Closed this issue 3 years ago · 3 comments

Hello, It looks like the paragraphs field of the examples includes only the first 100 paragraphs. I wonder if I could get the dataset with full paragraphs. Thank you!

Answer 1 · 2022-06-28T18:47:59.000Z

Sorry that I don't quite get what "paragraph" means, do you mean the first 100 sentences of a certain wikipedia page?

Answer 2 · 2022-07-02T05:49:27.000Z

Sorry that I don't quite get what "paragraph" means, do you mean the first 100 sentences of a certain wikipedia page?

Hi @wenhuchen, thanks for your reply and help. The first 100 paragraphs refer to the first 100 paragraphs of each Wikipedia page. For example, in the train.hard.json.gzip file, each training example has these fields: "idx", "question", "context", "targets", "paragraphs". The field "paragraphs" contains at most the first 100 paragraphs of a Wikipedia page, but sometimes the answer falls outside the first 100 paragraphs. So I was wondering if I could get the full list of "paragraphs".

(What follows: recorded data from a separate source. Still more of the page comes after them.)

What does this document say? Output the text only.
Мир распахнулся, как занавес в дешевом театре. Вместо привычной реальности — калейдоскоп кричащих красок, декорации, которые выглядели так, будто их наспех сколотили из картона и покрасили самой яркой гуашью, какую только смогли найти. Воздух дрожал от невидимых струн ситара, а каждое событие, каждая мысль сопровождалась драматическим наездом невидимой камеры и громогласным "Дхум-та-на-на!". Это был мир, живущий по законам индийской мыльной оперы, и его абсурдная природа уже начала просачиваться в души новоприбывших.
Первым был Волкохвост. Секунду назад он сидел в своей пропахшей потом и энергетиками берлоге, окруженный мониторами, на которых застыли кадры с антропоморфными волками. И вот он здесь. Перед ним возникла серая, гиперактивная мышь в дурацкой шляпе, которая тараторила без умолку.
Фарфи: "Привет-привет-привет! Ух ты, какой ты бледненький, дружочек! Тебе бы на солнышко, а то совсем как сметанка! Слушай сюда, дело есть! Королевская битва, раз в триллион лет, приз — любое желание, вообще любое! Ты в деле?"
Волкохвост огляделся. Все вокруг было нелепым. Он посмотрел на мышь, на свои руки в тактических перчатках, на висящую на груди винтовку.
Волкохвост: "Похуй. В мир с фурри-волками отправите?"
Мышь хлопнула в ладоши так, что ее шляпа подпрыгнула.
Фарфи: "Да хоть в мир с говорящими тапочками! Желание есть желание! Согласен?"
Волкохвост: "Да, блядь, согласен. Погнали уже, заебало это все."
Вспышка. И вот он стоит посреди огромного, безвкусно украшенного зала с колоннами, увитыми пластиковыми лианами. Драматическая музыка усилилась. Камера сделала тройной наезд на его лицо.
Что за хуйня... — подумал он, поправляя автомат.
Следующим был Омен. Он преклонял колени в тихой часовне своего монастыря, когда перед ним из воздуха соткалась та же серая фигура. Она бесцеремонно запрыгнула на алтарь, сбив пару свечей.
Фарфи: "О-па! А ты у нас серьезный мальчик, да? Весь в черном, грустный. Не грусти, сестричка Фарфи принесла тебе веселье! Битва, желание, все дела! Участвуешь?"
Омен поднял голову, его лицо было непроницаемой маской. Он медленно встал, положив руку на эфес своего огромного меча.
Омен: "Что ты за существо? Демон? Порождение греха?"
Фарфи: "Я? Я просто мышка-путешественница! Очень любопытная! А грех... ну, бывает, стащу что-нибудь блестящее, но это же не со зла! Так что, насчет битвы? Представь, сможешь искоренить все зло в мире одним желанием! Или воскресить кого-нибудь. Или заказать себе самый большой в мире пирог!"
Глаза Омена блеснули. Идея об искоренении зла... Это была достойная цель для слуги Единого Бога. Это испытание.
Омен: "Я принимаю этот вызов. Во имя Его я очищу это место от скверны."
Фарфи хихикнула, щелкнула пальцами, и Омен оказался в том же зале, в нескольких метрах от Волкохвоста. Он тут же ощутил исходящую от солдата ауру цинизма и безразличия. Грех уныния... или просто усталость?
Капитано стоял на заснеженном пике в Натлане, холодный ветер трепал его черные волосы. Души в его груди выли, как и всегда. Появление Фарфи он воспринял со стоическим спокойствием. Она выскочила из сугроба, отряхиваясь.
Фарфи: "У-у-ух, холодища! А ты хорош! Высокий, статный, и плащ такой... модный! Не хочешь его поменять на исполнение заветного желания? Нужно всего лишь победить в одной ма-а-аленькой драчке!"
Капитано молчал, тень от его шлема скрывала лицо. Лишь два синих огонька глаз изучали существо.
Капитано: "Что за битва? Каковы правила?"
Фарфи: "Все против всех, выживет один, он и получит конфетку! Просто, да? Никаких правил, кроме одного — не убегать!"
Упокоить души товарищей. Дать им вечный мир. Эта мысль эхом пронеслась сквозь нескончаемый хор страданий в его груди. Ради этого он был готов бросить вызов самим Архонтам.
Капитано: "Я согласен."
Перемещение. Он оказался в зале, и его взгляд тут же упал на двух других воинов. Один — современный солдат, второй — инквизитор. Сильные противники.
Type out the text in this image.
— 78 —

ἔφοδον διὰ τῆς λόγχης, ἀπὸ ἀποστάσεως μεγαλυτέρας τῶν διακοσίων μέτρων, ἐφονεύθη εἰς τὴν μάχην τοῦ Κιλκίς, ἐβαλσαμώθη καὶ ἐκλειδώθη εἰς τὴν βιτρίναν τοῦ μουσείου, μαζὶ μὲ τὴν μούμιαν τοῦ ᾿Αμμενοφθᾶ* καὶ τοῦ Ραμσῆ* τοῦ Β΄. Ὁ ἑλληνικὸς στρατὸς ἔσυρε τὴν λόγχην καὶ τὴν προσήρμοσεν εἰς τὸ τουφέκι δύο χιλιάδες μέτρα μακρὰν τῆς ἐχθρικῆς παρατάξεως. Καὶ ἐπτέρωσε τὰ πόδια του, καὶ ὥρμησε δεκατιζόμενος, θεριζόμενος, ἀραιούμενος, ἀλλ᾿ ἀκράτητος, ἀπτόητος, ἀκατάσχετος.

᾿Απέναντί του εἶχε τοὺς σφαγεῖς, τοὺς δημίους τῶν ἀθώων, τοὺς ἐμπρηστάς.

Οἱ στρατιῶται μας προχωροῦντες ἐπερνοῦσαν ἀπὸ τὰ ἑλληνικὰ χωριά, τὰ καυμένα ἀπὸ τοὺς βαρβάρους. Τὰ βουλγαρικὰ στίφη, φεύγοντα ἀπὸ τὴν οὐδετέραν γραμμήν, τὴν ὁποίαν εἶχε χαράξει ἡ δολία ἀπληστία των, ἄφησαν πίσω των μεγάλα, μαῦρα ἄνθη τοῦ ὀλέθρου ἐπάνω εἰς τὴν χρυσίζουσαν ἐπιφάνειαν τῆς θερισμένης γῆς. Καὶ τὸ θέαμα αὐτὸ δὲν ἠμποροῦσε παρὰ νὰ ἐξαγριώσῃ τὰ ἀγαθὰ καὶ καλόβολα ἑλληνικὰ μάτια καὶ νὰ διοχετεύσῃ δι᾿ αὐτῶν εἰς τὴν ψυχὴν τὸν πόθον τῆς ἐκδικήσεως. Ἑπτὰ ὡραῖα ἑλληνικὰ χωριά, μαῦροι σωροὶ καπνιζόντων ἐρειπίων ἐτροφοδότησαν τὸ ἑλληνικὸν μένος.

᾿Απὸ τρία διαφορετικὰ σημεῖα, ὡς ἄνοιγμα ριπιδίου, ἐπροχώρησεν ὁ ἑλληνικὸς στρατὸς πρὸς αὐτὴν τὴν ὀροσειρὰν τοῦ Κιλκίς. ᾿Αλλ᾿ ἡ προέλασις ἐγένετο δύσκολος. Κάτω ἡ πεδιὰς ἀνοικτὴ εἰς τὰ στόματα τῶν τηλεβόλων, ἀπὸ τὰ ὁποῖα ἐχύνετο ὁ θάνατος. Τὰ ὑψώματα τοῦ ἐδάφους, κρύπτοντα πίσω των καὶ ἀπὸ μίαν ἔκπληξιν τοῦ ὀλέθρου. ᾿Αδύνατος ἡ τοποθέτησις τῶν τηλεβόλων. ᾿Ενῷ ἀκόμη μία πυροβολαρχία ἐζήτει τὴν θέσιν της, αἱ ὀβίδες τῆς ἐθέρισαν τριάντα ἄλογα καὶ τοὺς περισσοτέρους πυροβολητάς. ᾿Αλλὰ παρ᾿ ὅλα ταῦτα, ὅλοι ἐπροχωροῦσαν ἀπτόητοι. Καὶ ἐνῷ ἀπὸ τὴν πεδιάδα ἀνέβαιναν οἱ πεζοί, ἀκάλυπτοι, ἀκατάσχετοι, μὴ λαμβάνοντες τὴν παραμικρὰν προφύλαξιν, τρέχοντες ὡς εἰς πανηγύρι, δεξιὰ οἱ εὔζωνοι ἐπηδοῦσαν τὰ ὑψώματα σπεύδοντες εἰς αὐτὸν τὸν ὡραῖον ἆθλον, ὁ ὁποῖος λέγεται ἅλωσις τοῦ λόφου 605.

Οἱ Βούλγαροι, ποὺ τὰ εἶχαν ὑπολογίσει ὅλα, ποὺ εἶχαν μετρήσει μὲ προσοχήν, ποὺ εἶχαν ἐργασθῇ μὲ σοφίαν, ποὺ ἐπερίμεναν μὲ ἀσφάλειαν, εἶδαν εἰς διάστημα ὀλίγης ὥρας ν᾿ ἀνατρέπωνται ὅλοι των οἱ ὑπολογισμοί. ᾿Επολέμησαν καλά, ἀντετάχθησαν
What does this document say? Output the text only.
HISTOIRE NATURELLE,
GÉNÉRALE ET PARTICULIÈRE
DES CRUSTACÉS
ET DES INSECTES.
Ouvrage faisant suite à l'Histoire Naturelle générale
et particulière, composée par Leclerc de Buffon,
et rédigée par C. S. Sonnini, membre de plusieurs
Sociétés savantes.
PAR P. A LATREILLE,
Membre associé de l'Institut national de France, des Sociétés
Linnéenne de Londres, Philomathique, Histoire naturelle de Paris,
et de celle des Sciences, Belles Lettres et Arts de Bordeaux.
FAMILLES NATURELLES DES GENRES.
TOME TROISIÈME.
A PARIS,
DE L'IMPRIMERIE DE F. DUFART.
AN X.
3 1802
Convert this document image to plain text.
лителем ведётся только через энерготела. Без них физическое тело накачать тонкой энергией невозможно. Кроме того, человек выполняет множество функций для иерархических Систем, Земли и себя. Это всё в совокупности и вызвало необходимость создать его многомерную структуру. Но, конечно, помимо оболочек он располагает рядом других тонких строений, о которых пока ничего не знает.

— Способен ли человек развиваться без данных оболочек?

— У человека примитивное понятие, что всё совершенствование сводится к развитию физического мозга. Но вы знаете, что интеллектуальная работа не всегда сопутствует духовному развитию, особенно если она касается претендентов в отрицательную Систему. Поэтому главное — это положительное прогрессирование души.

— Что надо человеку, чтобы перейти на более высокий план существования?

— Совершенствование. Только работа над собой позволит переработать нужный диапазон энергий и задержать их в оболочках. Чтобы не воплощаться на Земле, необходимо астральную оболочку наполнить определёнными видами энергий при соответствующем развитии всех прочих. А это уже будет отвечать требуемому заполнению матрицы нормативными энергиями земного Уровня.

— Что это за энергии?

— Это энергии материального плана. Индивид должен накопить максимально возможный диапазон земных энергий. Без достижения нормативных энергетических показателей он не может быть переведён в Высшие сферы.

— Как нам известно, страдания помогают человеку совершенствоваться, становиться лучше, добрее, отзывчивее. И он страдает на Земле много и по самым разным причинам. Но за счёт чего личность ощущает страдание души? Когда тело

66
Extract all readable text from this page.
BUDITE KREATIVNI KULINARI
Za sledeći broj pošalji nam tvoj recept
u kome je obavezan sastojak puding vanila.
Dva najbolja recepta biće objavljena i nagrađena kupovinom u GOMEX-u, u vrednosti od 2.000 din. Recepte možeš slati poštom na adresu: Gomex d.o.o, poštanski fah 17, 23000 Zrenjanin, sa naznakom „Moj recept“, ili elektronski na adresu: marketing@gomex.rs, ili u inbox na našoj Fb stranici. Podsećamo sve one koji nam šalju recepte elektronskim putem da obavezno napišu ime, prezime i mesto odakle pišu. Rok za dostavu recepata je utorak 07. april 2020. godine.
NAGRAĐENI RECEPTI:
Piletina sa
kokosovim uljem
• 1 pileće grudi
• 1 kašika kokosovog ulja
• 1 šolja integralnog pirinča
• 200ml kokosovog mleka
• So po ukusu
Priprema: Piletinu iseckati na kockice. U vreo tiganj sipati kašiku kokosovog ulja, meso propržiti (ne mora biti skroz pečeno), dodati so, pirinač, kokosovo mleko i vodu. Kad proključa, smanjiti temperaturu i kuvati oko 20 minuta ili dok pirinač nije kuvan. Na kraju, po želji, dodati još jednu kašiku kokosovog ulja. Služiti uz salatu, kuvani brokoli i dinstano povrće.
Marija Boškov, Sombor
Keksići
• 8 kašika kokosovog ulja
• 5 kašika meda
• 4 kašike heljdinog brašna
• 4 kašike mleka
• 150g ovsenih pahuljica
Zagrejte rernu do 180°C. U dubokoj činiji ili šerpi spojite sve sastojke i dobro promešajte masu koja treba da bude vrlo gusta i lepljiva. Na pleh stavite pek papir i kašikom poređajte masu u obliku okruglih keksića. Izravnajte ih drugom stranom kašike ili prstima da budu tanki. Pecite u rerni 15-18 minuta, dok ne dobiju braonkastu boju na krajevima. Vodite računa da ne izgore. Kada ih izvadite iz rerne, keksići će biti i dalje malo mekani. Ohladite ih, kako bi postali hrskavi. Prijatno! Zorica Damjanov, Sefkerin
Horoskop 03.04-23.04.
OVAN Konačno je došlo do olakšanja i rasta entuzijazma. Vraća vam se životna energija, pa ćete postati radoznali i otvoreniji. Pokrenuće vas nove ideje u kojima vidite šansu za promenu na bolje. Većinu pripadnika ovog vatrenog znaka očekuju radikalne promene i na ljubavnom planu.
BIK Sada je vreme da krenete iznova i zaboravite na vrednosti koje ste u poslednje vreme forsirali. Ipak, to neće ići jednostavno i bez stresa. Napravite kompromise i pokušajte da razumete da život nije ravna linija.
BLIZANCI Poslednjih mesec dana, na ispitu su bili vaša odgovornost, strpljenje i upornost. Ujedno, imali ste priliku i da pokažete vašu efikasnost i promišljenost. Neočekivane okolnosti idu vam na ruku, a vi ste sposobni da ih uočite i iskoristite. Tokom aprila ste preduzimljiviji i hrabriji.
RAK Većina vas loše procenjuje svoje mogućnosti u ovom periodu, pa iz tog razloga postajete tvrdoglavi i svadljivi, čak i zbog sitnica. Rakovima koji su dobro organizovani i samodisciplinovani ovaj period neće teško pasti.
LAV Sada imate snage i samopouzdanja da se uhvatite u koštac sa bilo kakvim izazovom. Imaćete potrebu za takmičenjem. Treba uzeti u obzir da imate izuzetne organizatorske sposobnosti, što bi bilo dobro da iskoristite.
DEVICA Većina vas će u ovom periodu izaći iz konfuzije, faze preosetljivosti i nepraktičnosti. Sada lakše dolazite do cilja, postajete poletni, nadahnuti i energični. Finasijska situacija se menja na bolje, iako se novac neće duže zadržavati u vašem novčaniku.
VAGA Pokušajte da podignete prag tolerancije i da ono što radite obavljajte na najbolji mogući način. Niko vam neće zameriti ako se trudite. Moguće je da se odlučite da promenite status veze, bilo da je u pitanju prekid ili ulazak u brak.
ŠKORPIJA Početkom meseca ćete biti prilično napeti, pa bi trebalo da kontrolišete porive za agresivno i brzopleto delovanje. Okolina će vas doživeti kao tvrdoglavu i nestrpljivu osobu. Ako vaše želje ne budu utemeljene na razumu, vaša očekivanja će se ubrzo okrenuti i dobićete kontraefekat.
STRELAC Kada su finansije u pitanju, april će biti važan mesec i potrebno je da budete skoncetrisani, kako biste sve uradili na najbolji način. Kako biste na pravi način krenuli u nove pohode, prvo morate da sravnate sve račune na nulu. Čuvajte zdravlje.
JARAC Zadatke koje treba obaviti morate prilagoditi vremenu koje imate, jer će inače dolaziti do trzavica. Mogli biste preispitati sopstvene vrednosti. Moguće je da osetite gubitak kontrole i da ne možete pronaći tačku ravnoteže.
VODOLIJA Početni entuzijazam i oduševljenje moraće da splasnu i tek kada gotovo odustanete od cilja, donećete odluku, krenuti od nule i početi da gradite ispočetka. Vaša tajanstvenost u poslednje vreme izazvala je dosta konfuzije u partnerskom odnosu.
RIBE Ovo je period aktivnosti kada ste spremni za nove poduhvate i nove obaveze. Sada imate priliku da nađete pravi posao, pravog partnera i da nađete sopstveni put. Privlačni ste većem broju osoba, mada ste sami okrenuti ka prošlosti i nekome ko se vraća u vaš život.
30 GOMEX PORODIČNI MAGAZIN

I just realized there is a Process.ipynb. Does this mean I can just remove the [:100] from the split_paragraphs function to get the full paragraphs list? Thanks again.

Answer 3 · 2022-07-02T14:01:28.000Z

Oh, yes, you should be able to get the full document if that is provided. Mostly the 100 paragraphs will cover the needed information.